As long as you're running in a separate "realm" from the host -- as we already are within the sandboxed <iframe> and/or Worker -- then this should be sufficient for fixing a lot of potential funky behavior.

One possible thing is replacing the ArrayBuffer and TypedArray constructors and accessor methods to track how much memory is being allocated (warning: there's no way to track frees, only allocations, because JS has no finalizers!) This could help with the poor behavior of Firefox and Chrome with respect to ArrayBuffer-backed memory allocations -- they don't seem to limit them, and a page can allocate memory until the machine OOMs as far as I can tell.

One could also simply clean up the global namespace to present a more consistent interface between browsers, if desired...

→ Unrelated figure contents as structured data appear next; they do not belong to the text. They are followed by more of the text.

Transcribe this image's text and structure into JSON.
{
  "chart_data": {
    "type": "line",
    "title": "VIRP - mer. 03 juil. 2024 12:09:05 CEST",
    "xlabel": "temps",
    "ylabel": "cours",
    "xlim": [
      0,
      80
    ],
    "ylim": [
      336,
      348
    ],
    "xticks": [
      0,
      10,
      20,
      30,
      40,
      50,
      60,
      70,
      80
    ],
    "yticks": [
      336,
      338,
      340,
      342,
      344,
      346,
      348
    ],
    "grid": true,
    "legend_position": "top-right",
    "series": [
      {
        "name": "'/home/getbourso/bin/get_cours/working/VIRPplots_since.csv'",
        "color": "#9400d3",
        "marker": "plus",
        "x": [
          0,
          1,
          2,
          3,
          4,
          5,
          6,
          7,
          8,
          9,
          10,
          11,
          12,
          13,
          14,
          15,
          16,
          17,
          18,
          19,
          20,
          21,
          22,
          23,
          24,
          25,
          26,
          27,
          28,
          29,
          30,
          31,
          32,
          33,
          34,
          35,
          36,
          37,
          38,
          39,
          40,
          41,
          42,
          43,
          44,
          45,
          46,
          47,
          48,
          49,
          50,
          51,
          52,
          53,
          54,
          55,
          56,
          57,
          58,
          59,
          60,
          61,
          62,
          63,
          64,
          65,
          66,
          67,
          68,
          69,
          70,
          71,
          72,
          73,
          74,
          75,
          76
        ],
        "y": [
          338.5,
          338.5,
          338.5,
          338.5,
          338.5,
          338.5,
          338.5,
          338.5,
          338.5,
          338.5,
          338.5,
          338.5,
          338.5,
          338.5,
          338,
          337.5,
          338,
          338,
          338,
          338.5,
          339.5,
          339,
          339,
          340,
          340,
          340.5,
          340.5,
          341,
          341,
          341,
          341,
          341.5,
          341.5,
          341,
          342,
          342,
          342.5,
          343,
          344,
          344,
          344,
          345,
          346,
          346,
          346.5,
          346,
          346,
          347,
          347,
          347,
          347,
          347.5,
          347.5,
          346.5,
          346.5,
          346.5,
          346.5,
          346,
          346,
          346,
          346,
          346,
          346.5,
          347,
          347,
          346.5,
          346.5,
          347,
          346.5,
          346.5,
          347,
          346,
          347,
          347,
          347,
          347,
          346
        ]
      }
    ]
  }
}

Appendix 3: alternate scripting engines edit

I did a couple research spikes on custom-build scripting engines and how that might work, with potential for additional security checks beyond what the browser restrictions do.

In mid-2018 I examined implementation of a JS-like runtime in WebAssembly, confirming that NaN-boxing works for a compact value representation, and that a manually-maintained garbage collection root stack for locals and temporaries can function for automatic memory management within the WebAssembly linear memory region (which itself can be strictly limited). While the basics are sound, it would be a lot of work to implement a mostly spec-compliant JavaScript runtime and then maintain it in production.

In January 2019 I looked at a JavaScript-in-JavaScript implementation, investigating both interpreter and transpiled modes. This allows you to leverage the native JavaScript engine for primitives, objects, strings, arrays, GC etc but makes it nearly impossible to limit memory usage. It also becomes more fraught with danger the closer you get to native-like transpiled code, meaning it can't be relied upon to enforce safety or memory limits.

I think the JS-in-JS case is not worth trying to implement fully, though JS-based interpreters inside the sandbox for custom languages in non-performance-critical applications would be fine -- for instance an interactive Logo interpreter I want to do as a widget demo.

The JS-in-WebAssembly case is more interesting because it can enforce both safety and memory limits; and as long as kept in a Worker thread, execution time limits can be enforced by the host. I plan to do some proof of concept poking on the side, merging ideas from the two projects into the Wasm version, but don't expect to be able to bring it to production quality without a lot more investment.

If it ever appears worth it, we can try to get more dev support; if it's not worth it, it'll stay a research project.